The Ministry of Defence (MoD) has been ordered to pay indemnity costs after the High Court ruled that it “has not begun to grapple with its obligations in terms of disclosure” in a procurement challenge.
Serco is challenging the outcome of a £1.1bn MoD procurement for certain fire and rescue services that took four years to complete.
Following a hearing at which the MoD succeeded in striking out one aspect of the particulars of claim but failed in another, the High Court then had to deal with the costs of an application by Serco for specific disclosure which had only just been compromised.
Since June 2018, Serco had sought disclosure of the contemporaneous evaluation records of Serco and the successful tenderer Capita, and for other decisions taken during the evaluation.
Mr Justice Fraser pointed to the overriding objective, but also “mountains” of authority relating specifically to procurement challenges that said the challenger ought to be provided promptly with the essential information and documentation relating to the evaluation process.
This was what Serco wanted and he said “there can be no sensible grounds” for the MoD not to have disclosed it earlier.
“It is obvious to me the MoD has not begun to grapple with its obligations in terms of disclosure, either generally or in the context of this application, until an extraordinarily late stage.
“I should also say that until yesterday, the MoD, having accepted that it needed to provide this documentation, was still maintaining that the correct order for costs should be costs in case. That is not a sensible position and it was helpfully abandoned yesterday afternoon.
“However, this application should never have been required. The MoD should have voluntarily provided this documentation months ago.”
Serco sought nearly £80,000 in costs for the application. The MoD pointed out that Serco was awarded £50,000 in costs for the strike-out applications, which was a “much more difficult and lengthy” hearing, and that its own costs for the disclosure hearing were £16,000.

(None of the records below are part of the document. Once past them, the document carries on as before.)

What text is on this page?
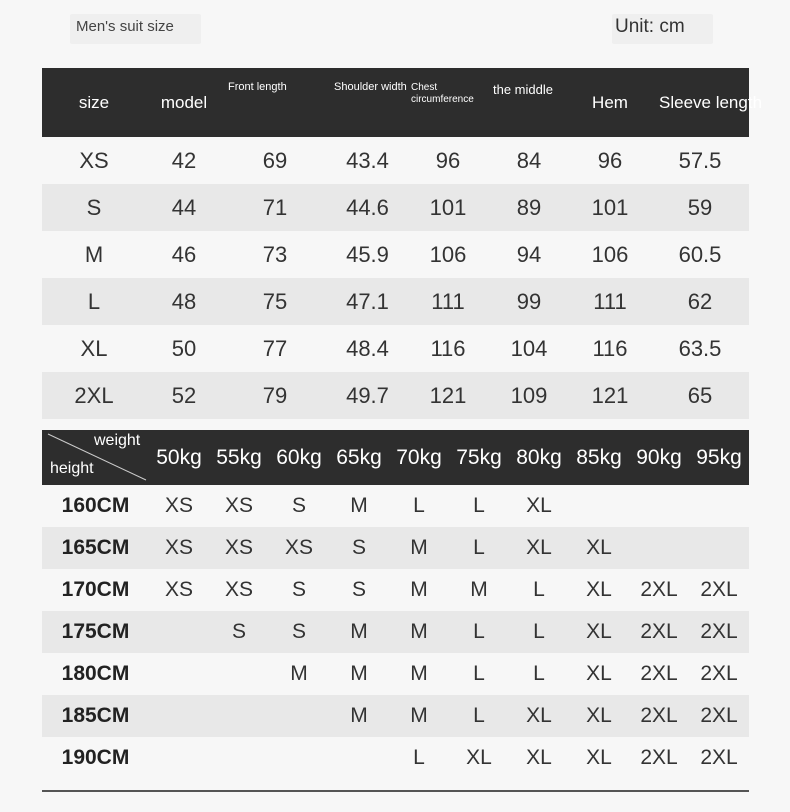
Men's suit size	Unit: cm
size	model	Front length	Shoulder width	Chest circumference	the middle	Hem	Sleeve length
XS	42	69	43.4	96	84	96	57.5
S	44	71	44.6	101	89	101	59
M	46	73	45.9	106	94	106	60.5
L	48	75	47.1	111	99	111	62
XL	50	77	48.4	116	104	116	63.5
2XL	52	79	49.7	121	109	121	65
weight
height	50kg	55kg	60kg	65kg	70kg	75kg	80kg	85kg	90kg	95kg
160CM	XS	XS	S	M	L	L	XL			
165CM	XS	XS	XS	S	M	L	XL	XL		
170CM	XS	XS	S	S	M	M	L	XL	2XL	2XL
175CM		S	S	M	M	L	L	XL	2XL	2XL
180CM			M	M	M	L	L	XL	2XL	2XL
185CM				M	M	L	XL	XL	2XL	2XL
190CM					L	XL	XL	XL	2XL	2XL
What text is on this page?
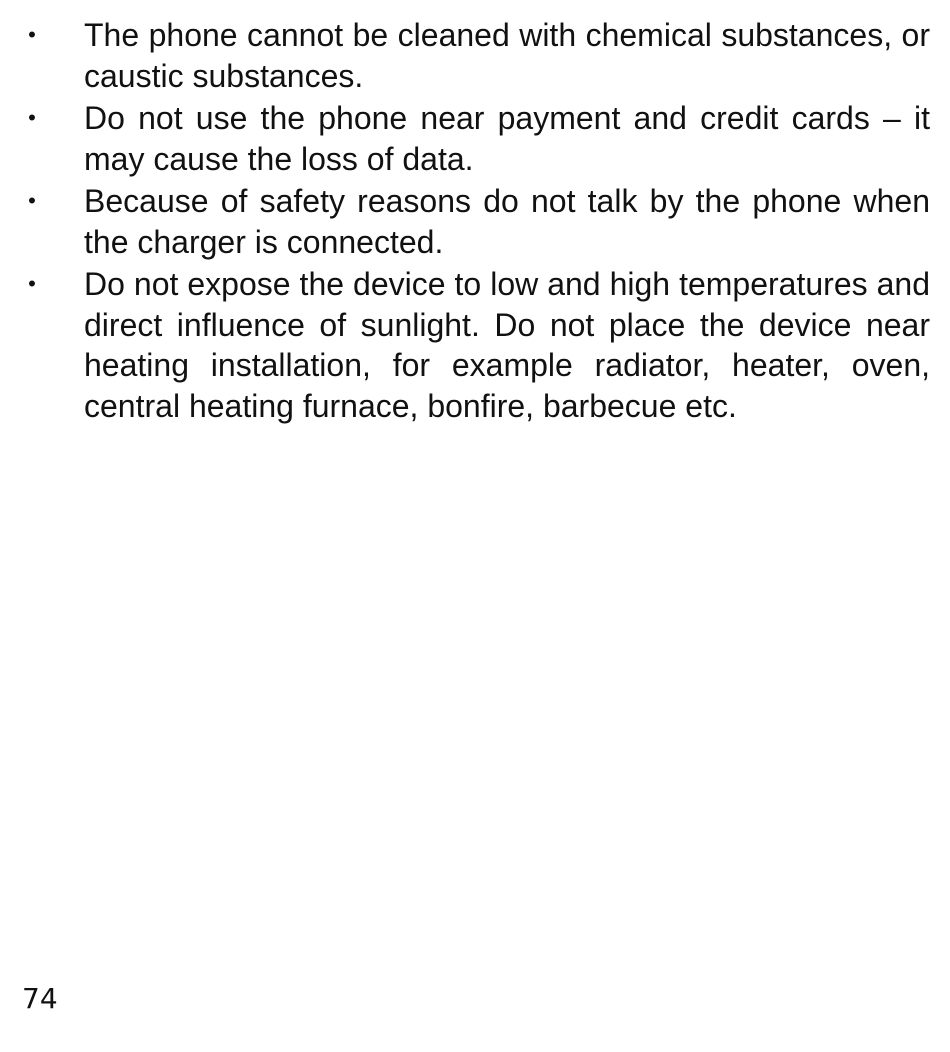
• The phone cannot be cleaned with chemical substances, or caustic substances.
• Do not use the phone near payment and credit cards – it may cause the loss of data.
• Because of safety reasons do not talk by the phone when the charger is connected.
• Do not expose the device to low and high temperatures and direct influence of sunlight. Do not place the device near heating installation, for example radiator, heater, oven, central heating furnace, bonfire, barbecue etc.
74
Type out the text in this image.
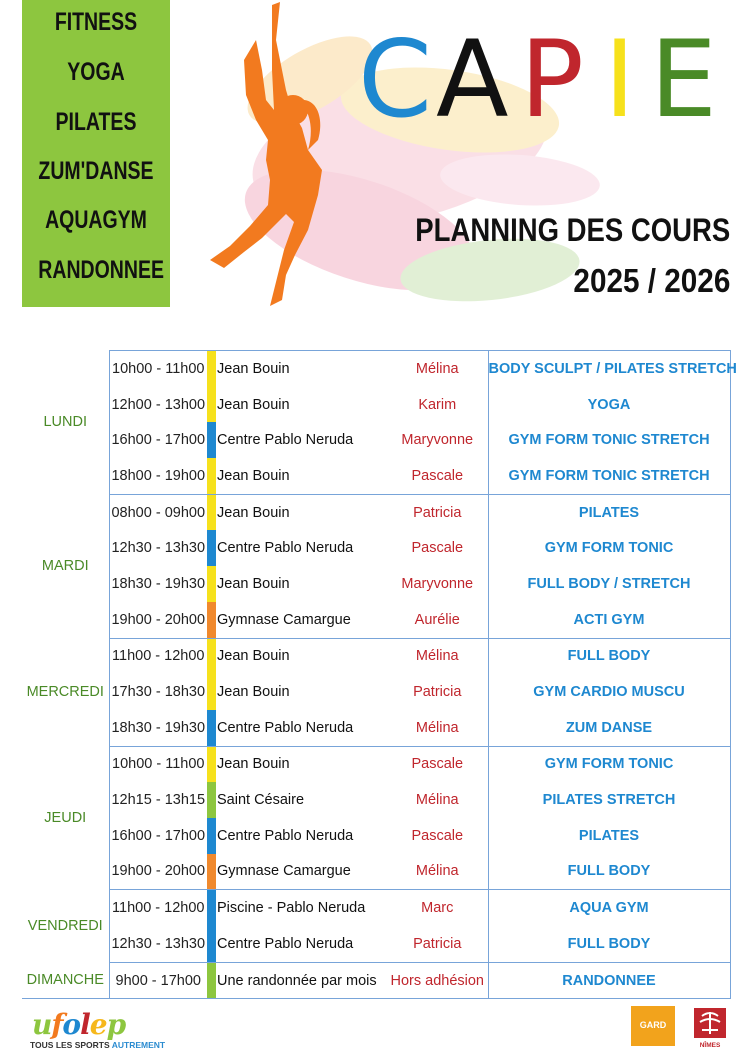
FITNESS
YOGA
PILATES
ZUM'DANSE
AQUAGYM
RANDONNEE
C A P I E
PLANNING DES COURS
2025 / 2026
LUNDI	10h00 - 11h00		Jean Bouin	Mélina	BODY SCULPT / PILATES STRETCH
	12h00 - 13h00		Jean Bouin	Karim	YOGA
	16h00 - 17h00		Centre Pablo Neruda	Maryvonne	GYM FORM TONIC STRETCH
	18h00 - 19h00		Jean Bouin	Pascale	GYM FORM TONIC STRETCH
MARDI	08h00 - 09h00		Jean Bouin	Patricia	PILATES
	12h30 - 13h30		Centre Pablo Neruda	Pascale	GYM FORM TONIC
	18h30 - 19h30		Jean Bouin	Maryvonne	FULL BODY / STRETCH
	19h00 - 20h00		Gymnase Camargue	Aurélie	ACTI GYM
MERCREDI	11h00 - 12h00		Jean Bouin	Mélina	FULL BODY
	17h30 - 18h30		Jean Bouin	Patricia	GYM CARDIO MUSCU
	18h30 - 19h30		Centre Pablo Neruda	Mélina	ZUM DANSE
JEUDI	10h00 - 11h00		Jean Bouin	Pascale	GYM FORM TONIC
	12h15 - 13h15		Saint Césaire	Mélina	PILATES STRETCH
	16h00 - 17h00		Centre Pablo Neruda	Pascale	PILATES
	19h00 - 20h00		Gymnase Camargue	Mélina	FULL BODY
VENDREDI	11h00 - 12h00		Piscine - Pablo Neruda	Marc	AQUA GYM
	12h30 - 13h30		Centre Pablo Neruda	Patricia	FULL BODY
DIMANCHE	9h00 - 17h00		Une randonnée par mois	Hors adhésion	RANDONNEE
ufolep
TOUS LES SPORTS AUTREMENT
GARD
NÎMES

Fraser J rejected the comparisons. “The sum of £50,000 in Serco’s costs which were awarded was reached after an exercise done by me, whereby there was a 20% reduction to Serco’s costs to reflect the MoD’s success on one of the two limbs of its strikeout application….

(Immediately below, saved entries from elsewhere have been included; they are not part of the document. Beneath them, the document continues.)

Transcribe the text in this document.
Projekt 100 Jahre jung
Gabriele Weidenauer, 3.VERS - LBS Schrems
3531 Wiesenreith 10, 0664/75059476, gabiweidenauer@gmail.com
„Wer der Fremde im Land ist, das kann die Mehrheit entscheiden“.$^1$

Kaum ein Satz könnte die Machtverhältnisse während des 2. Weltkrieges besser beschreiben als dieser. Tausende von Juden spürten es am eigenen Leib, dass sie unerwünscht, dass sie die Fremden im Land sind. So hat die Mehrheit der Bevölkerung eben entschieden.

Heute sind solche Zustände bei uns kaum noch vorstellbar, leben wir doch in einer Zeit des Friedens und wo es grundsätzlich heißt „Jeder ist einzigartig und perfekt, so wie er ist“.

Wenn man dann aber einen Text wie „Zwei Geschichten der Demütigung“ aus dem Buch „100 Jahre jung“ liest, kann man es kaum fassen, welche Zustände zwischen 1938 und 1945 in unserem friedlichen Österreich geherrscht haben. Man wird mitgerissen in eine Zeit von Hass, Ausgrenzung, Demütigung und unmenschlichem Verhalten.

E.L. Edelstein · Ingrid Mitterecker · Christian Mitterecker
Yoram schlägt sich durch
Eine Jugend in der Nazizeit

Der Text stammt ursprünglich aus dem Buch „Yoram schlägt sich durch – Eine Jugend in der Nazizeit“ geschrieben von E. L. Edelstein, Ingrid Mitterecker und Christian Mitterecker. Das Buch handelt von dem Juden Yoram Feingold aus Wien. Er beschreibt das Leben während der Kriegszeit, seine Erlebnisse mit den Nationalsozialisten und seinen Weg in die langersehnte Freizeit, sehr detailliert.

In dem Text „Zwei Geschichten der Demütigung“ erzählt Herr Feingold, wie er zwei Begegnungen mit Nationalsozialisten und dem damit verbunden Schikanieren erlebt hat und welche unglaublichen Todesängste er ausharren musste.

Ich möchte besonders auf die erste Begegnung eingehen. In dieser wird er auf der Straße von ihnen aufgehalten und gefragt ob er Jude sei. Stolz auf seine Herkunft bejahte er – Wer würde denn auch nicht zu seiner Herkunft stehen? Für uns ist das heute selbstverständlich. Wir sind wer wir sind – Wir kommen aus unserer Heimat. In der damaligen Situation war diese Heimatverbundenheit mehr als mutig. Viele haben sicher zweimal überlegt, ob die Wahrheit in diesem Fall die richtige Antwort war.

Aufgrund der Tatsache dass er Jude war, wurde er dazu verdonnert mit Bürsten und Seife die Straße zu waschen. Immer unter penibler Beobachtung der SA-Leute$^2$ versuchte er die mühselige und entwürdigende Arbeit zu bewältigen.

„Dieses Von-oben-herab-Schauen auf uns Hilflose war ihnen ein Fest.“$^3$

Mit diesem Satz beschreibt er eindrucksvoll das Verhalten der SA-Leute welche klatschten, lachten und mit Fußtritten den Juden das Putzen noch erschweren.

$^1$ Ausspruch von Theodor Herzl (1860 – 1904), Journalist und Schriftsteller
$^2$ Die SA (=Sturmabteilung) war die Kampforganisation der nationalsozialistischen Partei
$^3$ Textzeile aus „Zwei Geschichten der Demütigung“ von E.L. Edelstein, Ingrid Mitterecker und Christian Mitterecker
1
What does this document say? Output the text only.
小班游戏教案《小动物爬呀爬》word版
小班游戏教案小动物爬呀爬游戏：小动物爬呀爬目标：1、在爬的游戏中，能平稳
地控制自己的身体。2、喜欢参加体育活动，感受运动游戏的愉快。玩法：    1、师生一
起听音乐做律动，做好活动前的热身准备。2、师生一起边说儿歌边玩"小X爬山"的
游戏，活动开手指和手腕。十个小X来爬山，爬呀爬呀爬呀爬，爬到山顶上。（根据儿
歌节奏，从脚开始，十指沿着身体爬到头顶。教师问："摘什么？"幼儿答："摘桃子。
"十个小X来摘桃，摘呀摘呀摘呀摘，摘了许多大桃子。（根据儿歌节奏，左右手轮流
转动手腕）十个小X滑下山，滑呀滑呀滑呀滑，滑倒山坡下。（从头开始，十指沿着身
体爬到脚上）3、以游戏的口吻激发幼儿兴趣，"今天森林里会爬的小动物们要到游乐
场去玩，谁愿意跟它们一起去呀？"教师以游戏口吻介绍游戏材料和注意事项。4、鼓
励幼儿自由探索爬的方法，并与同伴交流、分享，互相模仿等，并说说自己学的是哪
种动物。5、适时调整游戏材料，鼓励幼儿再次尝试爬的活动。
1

“Also, yesterday’s application was an entirely arguable and sensible one, as reflected by the comparative success and failure of each of the parties on each of the two separate issues.
“Secondly, the MoD appears, and if properly advised, should always have realised, that it could not possibly to argue before the High Court with any degree of seriousness that Serco is not entitled to these documents.
“The fact that the MoD devoted rather fewer resources to an application which they probably never intended to contest with any seriousness, is probably a point against the MoD in this respect.”
He also rejected the MoD’s challenge to the amount of time Serco spent on the disclosure issue. “It was also entitled to take all necessary and proportionate steps to ensure that an application for specific disclosure, which should not have been necessary in the first place, actually succeeded.
“I am going to award, on a summary assessment basis, the following sum to Serco in respect of today: £79,274.68.
“The astute will notice that that is the exact figure on the summary assessment schedule that Serco are seeking by way of its costs.
“It should therefore sensibly be concluded that my award on costs is made on an indemnity basis against the MoD, and I am doing that because, as far as I am concerned, its conduct in respect of the disclosure has fallen well outside the norm and is entirely suitable for, and justifies, an award of indemnity costs.”